Many languages are considered to be lost because there’s not enough knowledge about their grammar, vocabulary or syntax to be able to understand their texts.
“This is a true historical tragedy: Without these languages, we lose out on an entire body of knowledge about the people who spoke them,” MIT Ph.D. student Jiaming Luo said in a statement Wednesday.
Luo developed the system with MIT Professor Regina Barzilay. It uses an algorithm that relies on historical linguistic principles, such as the predictable ways languages evolve. The algorithm can find patterns and relate them back to the original linguistic principles. It can also assess the proximity between two languages.

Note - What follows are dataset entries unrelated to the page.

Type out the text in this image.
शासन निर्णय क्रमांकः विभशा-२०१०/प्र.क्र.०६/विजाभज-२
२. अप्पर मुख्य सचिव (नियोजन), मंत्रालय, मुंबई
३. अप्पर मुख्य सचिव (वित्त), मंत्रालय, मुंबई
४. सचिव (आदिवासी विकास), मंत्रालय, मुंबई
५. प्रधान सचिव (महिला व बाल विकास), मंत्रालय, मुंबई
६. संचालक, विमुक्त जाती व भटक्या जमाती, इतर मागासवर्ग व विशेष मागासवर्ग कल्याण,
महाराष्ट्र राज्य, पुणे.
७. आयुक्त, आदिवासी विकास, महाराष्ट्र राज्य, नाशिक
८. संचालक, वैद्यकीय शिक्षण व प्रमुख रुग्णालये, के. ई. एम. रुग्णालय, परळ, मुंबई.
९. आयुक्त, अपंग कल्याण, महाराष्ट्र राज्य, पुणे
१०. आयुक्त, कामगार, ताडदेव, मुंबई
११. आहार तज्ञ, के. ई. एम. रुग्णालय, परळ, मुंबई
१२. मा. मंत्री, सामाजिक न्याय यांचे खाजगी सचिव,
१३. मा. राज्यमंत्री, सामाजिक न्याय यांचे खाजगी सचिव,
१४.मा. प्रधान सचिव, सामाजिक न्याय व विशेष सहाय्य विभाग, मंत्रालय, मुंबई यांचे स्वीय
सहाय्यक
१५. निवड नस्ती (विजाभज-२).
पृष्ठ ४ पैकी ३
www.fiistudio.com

And when it’s tested on known languages, the system can also identify language families.
Going forward, the team hopes to expand its work to identify the semantic meaning of words, even if they’re not readable yet. It ultimately hopes to be able to resurrect lost languages using just a few thousand words.
“We often don’t sit back and realize that languages are kind of like species of animals,” Luo said. “They can evolve and grow, but they can also diminish and even die out.”